Refleksi: Teluk Bituni di Papua  mempunyai deposit gas alam yang sangat banyak. 
 Hal ini bisa dilihat dari perjanjian leveransi gas yang telah ditandatangani: 
2,6 milyun ton/tahun ke Fujian, Tiongkok untuk waktu 25 tahun. Ke Korea Selatan 
1,35 milyun ton/tahun untuk jangka waktu 20 tahun. Untuk Sempra Energy, Mexico 
dan California,  3,7 milyun ton/tahun untuk jangka waktu  20 tahun.  
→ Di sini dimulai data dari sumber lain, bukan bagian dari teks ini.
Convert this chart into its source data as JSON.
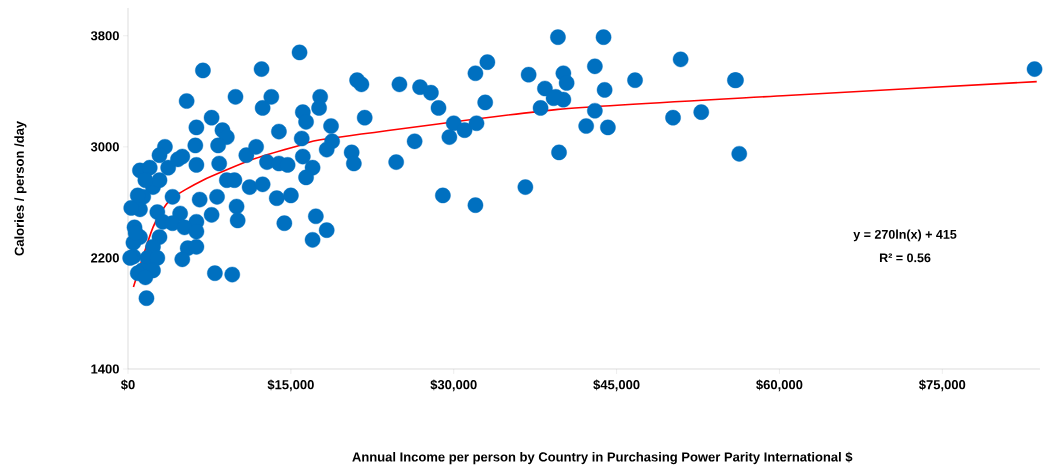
{
  "chart_data": {
    "type": "scatter",
    "xlabel": "Annual Income per person by Country in Purchasing Power Parity International $",
    "ylabel": "Calories / person /day",
    "xlim": [
      0,
      84000
    ],
    "ylim": [
      1400,
      4000
    ],
    "xticks": [
      {
        "value": 0,
        "label": "$0"
      },
      {
        "value": 15000,
        "label": "$15,000"
      },
      {
        "value": 30000,
        "label": "$30,000"
      },
      {
        "value": 45000,
        "label": "$45,000"
      },
      {
        "value": 60000,
        "label": "$60,000"
      },
      {
        "value": 75000,
        "label": "$75,000"
      }
    ],
    "yticks": [
      1400,
      2200,
      3000,
      3800
    ],
    "grid": false,
    "marker": "circle",
    "annotations": [
      "y = 270ln(x) + 415",
      "R² = 0.56"
    ],
    "series": [
      {
        "color": "#0070c0",
        "x": [
          83500,
          56000,
          56300,
          50900,
          43000,
          40100,
          40400,
          46700,
          55900,
          38400,
          43900,
          39400,
          40100,
          38000,
          43000,
          52800,
          50200,
          42200,
          44200,
          39700,
          39600,
          43800,
          15800,
          21100,
          21500,
          25000,
          26900,
          27900,
          28600,
          17700,
          17600,
          16100,
          16400,
          18700,
          18800,
          18300,
          16000,
          16100,
          17000,
          16400,
          20600,
          20800,
          21800,
          24700,
          26400,
          30000,
          29600,
          31000,
          32100,
          32900,
          32000,
          33100,
          36900,
          39200,
          36600,
          29000,
          32000,
          17300,
          18300,
          17000,
          6900,
          12300,
          5400,
          9900,
          13200,
          12400,
          7700,
          6300,
          8700,
          9100,
          13900,
          3400,
          6200,
          8300,
          5000,
          1100,
          2000,
          3700,
          6300,
          8400,
          10900,
          11800,
          12800,
          13900,
          14700,
          9100,
          9800,
          11200,
          12400,
          13700,
          15000,
          2300,
          1400,
          4100,
          6600,
          8200,
          10000,
          10100,
          1100,
          2700,
          4800,
          3200,
          4100,
          7700,
          6300,
          5200,
          6300,
          14400,
          1100,
          2900,
          2300,
          5500,
          6300,
          5000,
          500,
          1800,
          2700,
          1300,
          2300,
          8000,
          9600,
          1700,
          900,
          1600,
          500,
          600,
          300,
          700,
          900,
          1600,
          2900,
          2900,
          4600,
          200
        ],
        "values": [
          3560,
          3480,
          2950,
          3630,
          3580,
          3530,
          3460,
          3480,
          3480,
          3420,
          3410,
          3360,
          3340,
          3280,
          3260,
          3250,
          3210,
          3150,
          3140,
          2960,
          3790,
          3790,
          3680,
          3480,
          3450,
          3450,
          3430,
          3390,
          3280,
          3360,
          3280,
          3250,
          3180,
          3150,
          3040,
          2980,
          3060,
          2930,
          2850,
          2780,
          2960,
          2880,
          3210,
          2890,
          3040,
          3170,
          3070,
          3120,
          3170,
          3320,
          3530,
          3610,
          3520,
          3350,
          2710,
          2650,
          2580,
          2500,
          2400,
          2330,
          3550,
          3560,
          3330,
          3360,
          3360,
          3280,
          3210,
          3140,
          3120,
          3070,
          3110,
          3000,
          3010,
          3010,
          2930,
          2830,
          2850,
          2850,
          2870,
          2880,
          2940,
          3000,
          2890,
          2880,
          2870,
          2760,
          2760,
          2710,
          2730,
          2630,
          2650,
          2710,
          2640,
          2640,
          2620,
          2640,
          2570,
          2470,
          2550,
          2530,
          2520,
          2460,
          2450,
          2510,
          2460,
          2420,
          2390,
          2450,
          2350,
          2350,
          2280,
          2270,
          2280,
          2190,
          2210,
          2200,
          2200,
          2110,
          2110,
          2090,
          2080,
          1910,
          2090,
          2060,
          2310,
          2420,
          2560,
          2380,
          2650,
          2760,
          2760,
          2940,
          2910,
          2200
        ]
      },
      {
        "type": "line",
        "color": "#ff0000",
        "marker": "none",
        "x": [
          500,
          2300,
          3900,
          6900,
          11500,
          15800,
          18500,
          39600,
          60700,
          83700
        ],
        "values": [
          1990,
          2420,
          2620,
          2760,
          2910,
          3010,
          3060,
          3270,
          3370,
          3470
        ]
      }
    ]
  }
}
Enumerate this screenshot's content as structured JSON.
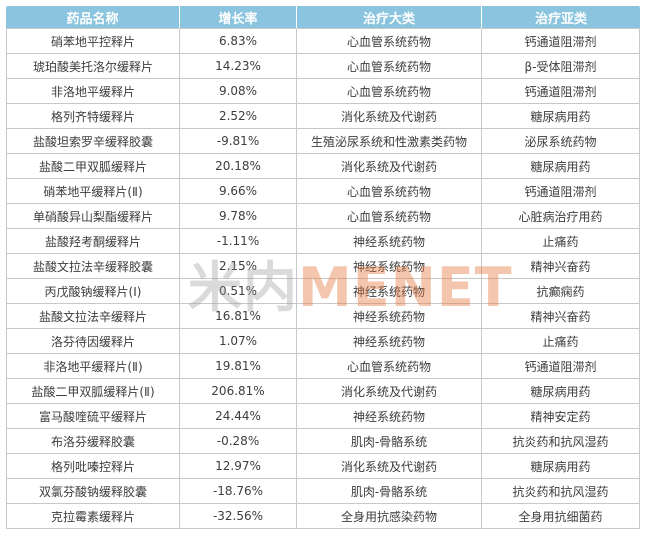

Rupanya hingga kini daerah penghasal kekayaan alam mendapat sedikit sekali atau 
samakali tidak memperoleh apa-apa, dan sekarang ada tuntutan peninjauan dan 
pembagian hasil. 

Kalau  seandainya tinjauan ini dilakukan dan berhasil diberi bagi hasil kepada 
daerah penghasil MIGAS, berapa besar porsi untuk Papua? Orang Papua tentunya 
berhak memperoleh pembagian yang wajar. Tetapi, alangkah baik sekali bila 
keuntungan seluruhnya dimiliki oleh rakyat Papua. 
++++

Daerah Desak Transparansi Bagi Hasil Migas
Jum'at, 03 Agustus 2007 | 03:43 WIB 



TEMPO Interaktif, Denpasar:
Daerah-daerah penghasil minyak dan gas meminta pemerintah transparan dalam 
menghitung bagi hasil pertambangan minyak dan gas. Daerah menilai mekanisme 
penghitungan selama ini menimbulkan kecurigaan adanya ketidakadilan dalam 
pembagian itu.

Hal ini disampaikan Ketua Forum Daerah Penghasil Migas H Alex Noerdin setelah 
membuka rapat kerja di Kuta, Bali, kemarin.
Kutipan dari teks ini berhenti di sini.